Il semble qu'en sciences sociales, comme en art, le temps marche de travers et que nous

retardions parfois sur nos prédécesseurs...

(1)Gabriel Tarde, Les L ois sociales ., Paris, Les empêcheurs de penser en rond, 1999, réédition.

(2)Voir la préface de Bruno Karsenti, Les lois de l'imitation , Paris, Kimé, 1993, réédition.

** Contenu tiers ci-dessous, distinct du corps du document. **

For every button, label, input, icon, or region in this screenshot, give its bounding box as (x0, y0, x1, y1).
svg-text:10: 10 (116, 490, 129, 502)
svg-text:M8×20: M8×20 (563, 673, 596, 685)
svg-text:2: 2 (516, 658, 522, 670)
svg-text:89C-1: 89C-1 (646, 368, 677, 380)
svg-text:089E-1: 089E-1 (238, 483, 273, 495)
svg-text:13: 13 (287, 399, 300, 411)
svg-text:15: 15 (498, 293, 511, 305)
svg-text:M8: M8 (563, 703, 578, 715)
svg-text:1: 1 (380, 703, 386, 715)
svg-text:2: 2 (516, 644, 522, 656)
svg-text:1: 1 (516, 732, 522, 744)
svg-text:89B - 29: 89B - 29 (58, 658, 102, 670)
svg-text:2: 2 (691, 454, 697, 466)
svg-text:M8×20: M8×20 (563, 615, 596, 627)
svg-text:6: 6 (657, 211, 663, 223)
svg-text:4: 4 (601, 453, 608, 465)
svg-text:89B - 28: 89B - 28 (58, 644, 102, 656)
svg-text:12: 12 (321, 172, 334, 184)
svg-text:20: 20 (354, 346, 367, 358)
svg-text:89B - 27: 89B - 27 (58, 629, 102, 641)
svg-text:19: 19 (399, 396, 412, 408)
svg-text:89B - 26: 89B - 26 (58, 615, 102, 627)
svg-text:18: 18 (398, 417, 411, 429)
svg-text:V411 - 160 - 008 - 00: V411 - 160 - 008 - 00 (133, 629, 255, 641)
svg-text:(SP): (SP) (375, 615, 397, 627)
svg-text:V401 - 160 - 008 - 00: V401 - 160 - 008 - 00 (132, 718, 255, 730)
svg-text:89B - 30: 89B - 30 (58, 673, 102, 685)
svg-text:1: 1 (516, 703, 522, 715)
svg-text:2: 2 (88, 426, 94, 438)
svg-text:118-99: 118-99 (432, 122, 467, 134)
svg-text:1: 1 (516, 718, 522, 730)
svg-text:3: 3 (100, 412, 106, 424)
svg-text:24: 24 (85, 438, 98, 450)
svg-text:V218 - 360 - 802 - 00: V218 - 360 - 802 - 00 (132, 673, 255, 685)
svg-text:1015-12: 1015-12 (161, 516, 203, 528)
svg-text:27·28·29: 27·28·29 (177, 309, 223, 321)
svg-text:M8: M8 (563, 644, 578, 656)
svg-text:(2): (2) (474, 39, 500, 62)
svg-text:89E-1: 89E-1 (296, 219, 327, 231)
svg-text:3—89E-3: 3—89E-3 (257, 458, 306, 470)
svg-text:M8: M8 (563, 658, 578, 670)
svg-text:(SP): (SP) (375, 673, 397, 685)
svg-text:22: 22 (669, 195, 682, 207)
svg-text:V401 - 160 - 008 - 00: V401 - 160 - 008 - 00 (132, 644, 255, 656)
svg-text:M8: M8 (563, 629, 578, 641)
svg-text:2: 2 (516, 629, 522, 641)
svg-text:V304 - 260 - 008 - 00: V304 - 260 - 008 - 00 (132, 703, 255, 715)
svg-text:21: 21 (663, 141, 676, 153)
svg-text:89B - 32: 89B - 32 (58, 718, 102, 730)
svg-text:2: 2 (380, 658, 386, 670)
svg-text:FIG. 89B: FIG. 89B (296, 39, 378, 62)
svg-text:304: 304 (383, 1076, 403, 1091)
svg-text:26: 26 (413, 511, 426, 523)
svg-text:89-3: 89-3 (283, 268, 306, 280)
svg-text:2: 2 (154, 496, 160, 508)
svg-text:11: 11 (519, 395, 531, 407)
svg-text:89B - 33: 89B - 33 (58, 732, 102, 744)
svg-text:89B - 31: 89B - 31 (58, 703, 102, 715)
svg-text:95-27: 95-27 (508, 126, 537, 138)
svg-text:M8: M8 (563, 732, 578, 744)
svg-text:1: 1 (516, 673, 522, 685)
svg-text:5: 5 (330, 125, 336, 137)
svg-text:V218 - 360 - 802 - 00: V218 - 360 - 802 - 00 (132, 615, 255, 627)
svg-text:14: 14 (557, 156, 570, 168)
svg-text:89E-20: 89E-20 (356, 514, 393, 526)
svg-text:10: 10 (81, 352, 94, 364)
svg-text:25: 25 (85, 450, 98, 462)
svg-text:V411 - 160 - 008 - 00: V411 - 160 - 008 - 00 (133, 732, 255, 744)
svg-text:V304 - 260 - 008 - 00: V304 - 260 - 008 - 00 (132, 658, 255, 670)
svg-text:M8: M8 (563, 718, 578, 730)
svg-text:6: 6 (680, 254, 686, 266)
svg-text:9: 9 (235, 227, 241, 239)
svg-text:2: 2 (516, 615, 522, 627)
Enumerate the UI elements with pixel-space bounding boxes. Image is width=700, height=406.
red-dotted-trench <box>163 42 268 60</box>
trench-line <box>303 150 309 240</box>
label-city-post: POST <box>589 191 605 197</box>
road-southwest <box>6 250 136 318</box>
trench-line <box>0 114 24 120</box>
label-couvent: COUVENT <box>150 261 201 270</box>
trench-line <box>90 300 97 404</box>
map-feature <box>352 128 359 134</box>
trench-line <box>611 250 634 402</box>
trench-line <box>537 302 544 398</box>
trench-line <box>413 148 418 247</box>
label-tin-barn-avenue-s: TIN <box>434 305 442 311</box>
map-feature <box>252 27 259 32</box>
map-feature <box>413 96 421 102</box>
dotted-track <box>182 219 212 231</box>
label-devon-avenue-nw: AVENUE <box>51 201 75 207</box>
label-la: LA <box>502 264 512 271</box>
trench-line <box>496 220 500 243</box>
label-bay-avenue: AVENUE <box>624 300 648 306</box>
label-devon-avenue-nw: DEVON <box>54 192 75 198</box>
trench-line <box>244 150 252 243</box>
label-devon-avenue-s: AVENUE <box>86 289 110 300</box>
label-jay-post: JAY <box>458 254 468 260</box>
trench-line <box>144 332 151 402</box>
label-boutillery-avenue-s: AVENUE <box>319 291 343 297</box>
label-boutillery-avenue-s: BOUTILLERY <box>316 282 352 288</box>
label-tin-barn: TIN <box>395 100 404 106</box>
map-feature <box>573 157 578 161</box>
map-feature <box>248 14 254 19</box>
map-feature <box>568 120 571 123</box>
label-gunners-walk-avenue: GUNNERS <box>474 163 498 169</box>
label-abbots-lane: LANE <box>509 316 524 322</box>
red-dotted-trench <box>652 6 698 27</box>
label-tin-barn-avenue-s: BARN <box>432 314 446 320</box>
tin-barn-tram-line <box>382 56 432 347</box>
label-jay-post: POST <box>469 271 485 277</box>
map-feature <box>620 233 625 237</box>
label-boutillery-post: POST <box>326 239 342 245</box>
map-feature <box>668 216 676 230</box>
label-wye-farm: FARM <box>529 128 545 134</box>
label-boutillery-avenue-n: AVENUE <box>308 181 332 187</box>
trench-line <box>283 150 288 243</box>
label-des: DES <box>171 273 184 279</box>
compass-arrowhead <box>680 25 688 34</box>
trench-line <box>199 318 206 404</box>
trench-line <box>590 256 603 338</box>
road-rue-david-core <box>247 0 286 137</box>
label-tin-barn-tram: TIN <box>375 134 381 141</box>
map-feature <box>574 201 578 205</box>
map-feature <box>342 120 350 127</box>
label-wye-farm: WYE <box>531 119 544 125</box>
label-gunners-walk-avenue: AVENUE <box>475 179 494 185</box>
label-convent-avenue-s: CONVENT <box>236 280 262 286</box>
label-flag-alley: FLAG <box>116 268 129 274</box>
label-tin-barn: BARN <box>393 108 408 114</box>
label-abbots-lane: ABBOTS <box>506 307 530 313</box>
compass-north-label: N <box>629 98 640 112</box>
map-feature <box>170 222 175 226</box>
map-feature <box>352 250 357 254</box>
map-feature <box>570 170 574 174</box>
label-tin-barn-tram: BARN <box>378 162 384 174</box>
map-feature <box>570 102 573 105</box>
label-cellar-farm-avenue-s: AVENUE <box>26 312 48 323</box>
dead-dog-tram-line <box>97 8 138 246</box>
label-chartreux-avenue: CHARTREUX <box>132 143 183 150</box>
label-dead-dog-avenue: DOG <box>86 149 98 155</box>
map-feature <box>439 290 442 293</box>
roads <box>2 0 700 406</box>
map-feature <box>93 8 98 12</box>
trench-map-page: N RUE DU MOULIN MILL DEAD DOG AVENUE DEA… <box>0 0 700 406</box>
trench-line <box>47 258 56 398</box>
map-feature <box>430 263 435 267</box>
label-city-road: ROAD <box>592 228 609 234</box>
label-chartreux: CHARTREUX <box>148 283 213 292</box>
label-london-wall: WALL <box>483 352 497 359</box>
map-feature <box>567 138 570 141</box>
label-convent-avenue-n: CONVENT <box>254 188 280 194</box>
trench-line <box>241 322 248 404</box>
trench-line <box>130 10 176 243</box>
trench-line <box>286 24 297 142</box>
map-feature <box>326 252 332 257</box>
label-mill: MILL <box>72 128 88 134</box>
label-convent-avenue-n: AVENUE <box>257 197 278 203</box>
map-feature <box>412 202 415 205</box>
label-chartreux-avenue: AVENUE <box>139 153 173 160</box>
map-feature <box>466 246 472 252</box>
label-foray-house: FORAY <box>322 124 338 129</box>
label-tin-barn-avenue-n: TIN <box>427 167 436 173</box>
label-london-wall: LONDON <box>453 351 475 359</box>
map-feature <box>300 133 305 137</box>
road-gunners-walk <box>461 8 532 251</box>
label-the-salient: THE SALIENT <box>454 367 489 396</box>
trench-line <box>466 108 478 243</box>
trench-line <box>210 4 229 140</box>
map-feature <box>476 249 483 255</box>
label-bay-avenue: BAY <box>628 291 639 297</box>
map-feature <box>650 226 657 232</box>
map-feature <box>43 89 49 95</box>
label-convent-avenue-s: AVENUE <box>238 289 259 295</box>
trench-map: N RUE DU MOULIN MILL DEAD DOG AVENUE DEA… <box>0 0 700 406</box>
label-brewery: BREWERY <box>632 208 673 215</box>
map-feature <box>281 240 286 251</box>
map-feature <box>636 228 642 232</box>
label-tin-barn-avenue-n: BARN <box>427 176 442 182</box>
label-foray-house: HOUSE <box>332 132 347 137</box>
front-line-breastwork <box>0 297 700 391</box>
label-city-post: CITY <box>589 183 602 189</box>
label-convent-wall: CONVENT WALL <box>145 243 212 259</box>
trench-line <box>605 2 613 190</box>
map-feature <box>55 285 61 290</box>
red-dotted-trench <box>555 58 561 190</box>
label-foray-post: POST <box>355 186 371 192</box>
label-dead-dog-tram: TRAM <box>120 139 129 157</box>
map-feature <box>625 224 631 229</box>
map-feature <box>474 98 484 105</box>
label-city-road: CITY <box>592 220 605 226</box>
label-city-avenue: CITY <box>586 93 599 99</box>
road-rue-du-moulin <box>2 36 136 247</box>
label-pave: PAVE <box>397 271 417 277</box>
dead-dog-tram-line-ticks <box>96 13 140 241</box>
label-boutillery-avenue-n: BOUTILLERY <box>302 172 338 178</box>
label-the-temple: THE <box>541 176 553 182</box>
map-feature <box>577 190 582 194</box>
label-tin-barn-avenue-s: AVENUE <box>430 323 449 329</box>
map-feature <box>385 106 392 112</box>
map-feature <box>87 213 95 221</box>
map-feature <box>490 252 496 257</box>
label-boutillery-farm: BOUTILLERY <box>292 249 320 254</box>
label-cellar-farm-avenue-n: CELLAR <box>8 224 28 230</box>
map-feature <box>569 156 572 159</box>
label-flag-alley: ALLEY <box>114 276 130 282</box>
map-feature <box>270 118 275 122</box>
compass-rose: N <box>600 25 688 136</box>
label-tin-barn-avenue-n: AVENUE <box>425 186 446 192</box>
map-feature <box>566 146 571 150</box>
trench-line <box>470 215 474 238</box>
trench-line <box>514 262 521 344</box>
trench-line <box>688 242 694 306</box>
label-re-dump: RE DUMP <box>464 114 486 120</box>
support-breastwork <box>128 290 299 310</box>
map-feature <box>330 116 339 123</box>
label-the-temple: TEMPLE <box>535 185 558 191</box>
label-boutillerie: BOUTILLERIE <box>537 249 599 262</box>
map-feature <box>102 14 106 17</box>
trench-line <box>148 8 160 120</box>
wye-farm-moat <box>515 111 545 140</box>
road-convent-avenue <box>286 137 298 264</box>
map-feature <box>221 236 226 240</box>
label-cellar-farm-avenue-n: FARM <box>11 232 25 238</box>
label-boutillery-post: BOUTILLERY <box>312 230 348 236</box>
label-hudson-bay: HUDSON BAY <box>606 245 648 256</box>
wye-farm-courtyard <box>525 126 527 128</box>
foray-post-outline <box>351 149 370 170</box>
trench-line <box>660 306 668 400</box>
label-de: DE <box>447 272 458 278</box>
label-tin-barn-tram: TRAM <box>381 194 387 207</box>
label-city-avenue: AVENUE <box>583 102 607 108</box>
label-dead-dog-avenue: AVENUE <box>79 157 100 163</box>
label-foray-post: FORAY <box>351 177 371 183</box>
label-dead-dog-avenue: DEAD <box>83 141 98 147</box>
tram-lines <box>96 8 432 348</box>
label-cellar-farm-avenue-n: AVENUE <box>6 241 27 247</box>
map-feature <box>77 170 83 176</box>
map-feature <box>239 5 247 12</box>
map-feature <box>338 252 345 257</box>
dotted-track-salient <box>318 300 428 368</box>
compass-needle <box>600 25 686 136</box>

(3)On trouvera dans Sperber, La contagion des idées , Paris, Editions Odile Jacob, 1996, une version naturalisée de l'un des arguments de Tarde.

(4)On lira dans le dernier livre de Sylvain Auroux, La Raison, le L angage et les normes , Paris, PUF, 1999, une destruction impitoyable du structuralisme en linguistique et sa reconstruction à partir d'un argument très « tardien » qui oblige à prendre grammaire et grammairiens comme objet d'étude.

(5)Il faut lire pour celaMonadologie et sociologie , Paris, Les empêcheurs de penser en rond, 1999, réédition, et accepter de faire de la métaphysique pour pouvoir faire de la sociologie, revenant donc sur le préjugé antiphilosophique de Durkheim.